La violation Capital One illustre une erreur de conception IAM cloud classique : un rôle AWS IAM attaché à une instance EC2 avec des droits listRead sur l'ensemble des buckets S3 de l'organisation, alors que la fonction de cette instance ne nécessitait l'accès qu'à un sous-ensemble limité de buckets spécifiques. Ce rôle avait été conçu avec des droits larges pour simplifier la configuration initiale — une décision de commodité à la conception qui a créé une surface d'attaque persistante. Une approche Identity by Design aurait imposé de définir précisément les buckets nécessaires à la fonction de l'instance lors de la conception du rôle IAM, et de documenter cette décision pour les revues périodiques futures.

Patterns d'architecture sécurisée pour les identités

Le pattern "deny by default" est le fondement du modèle d'autorisation sécurisé : toute requête d'accès est refusée par défaut, et seules les ressources et actions explicitement autorisées sont accessibles. Ce pattern inverse la logique d'un système "allow by default" (tout est permis sauf ce qui est explicitement interdit) et réduit drastiquement le risque d'accès involontaire résultant d'une configuration incomplète.

Le pattern de la séparation des préoccupations (Separation of Concerns) appliqué aux identités signifie que chaque composant d'un système ne doit avoir accès qu'aux ressources nécessaires à sa fonction spécifique. Un service de recommandation produit n'a pas besoin d'accéder aux données de paiement. Un composant de logs ne doit pas avoir les droits d'écriture sur les données de production. Cette séparation doit être définie dans la conception de l'architecture et implémentée dans les politiques IAM dès le déploiement initial.

Identity by Design dans les API

Les API constituent le périmètre le plus critique de l'Identity by Design dans les architectures modernes. Chaque endpoint d'API doit être conçu avec un modèle d'autorisation explicite : qui peut appeler cet endpoint (identité requise : utilisateur, service, rôle), sur quelles ressources (l'appelant peut-il accéder à la ressource de n'importe quel utilisateur ou seulement à la sienne ?), avec quels paramètres autorisés. Les patterns OWASP API Security Top 10 documentent les erreurs d'autorisation les plus fréquentes dans les API — dont la Broken Object Level Authorization (BOLA), analogue de la vulnérabilité Citibank — et doivent être intégrés dans les exigences de conception dès le début du projet.

Cas documentés
Home Depot — États-Unis US · 2014

La violation Home Depot a été amplifiée par une architecture réseau conçue sans isolation entre les accès prestataires de maintenance et les réseaux de paiement. Cette décision d'architecture — ou son absence — avait été prise lors de la conception du réseau de l'organisation sans évaluation formelle des implications de sécurité. Un processus d'architecture intégrant des exigences de segmentation dès la conception des réseaux d'accès prestataires aurait imposé une isolation physique ou logique des environnements de paiement, limitant structurellement le périmètre d'impact d'une compromission prestataire.

EasyJet — Royaume-Uni EUROPE · 2020

La violation EasyJet affectant neuf millions de clients résultait en partie de lacunes dans le contrôle d'accès aux systèmes de traitement des données de réservation — des lacunes issues de décisions d'architecture prises lors de la construction des systèmes de réservation en ligne, sans modèle d'autorisation granulaire pour les composants d'intégration inter-systèmes. Les systèmes de réservation complexes intègrent de nombreux partenaires et composants tiers dont les droits d'accès aux données doivent être architecturés explicitement lors de la conception des flux d'intégration.

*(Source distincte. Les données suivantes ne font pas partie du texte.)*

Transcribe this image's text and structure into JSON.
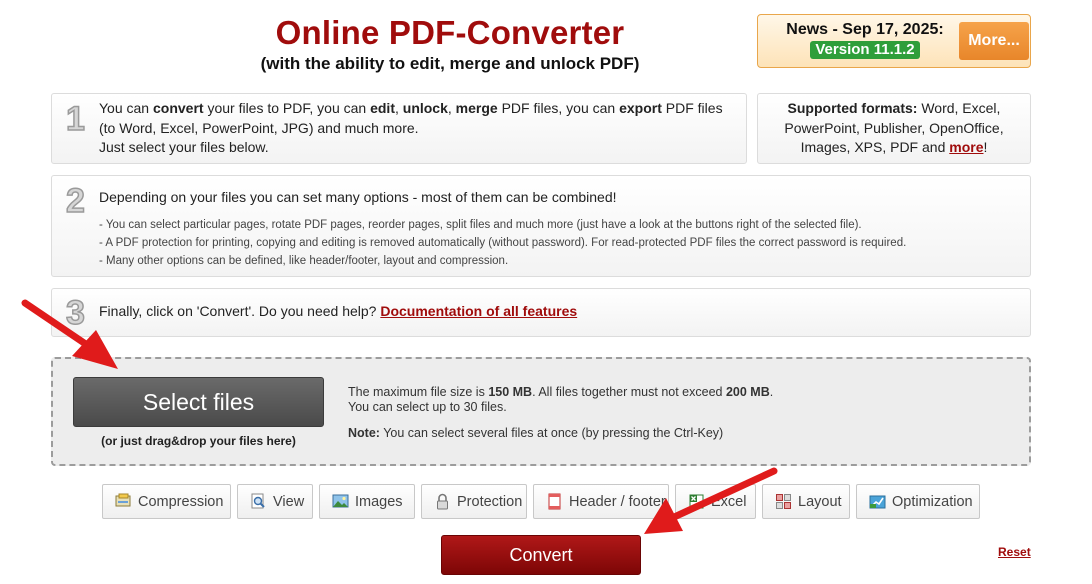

SoftBank — Japon ASIE · 2023

L'incident SoftBank lié au partage de données confidentielles via ChatGPT illustre une nouvelle dimension de l'Identity by Design : la nécessité d'intégrer le contrôle des flux de données vers les services d'IA externes dès la conception des politiques d'accès. Les nouvelles catégories de services (IA générative, copilotes de code, outils de productivité cloud) doivent être intégrées dans l'architecture de contrôle des accès sortants dès leur déploiement, et non gouvernées après incident. SoftBank a mis en place des restrictions d'accès réseau vers les services d'IA non approuvés à la suite de l'incident.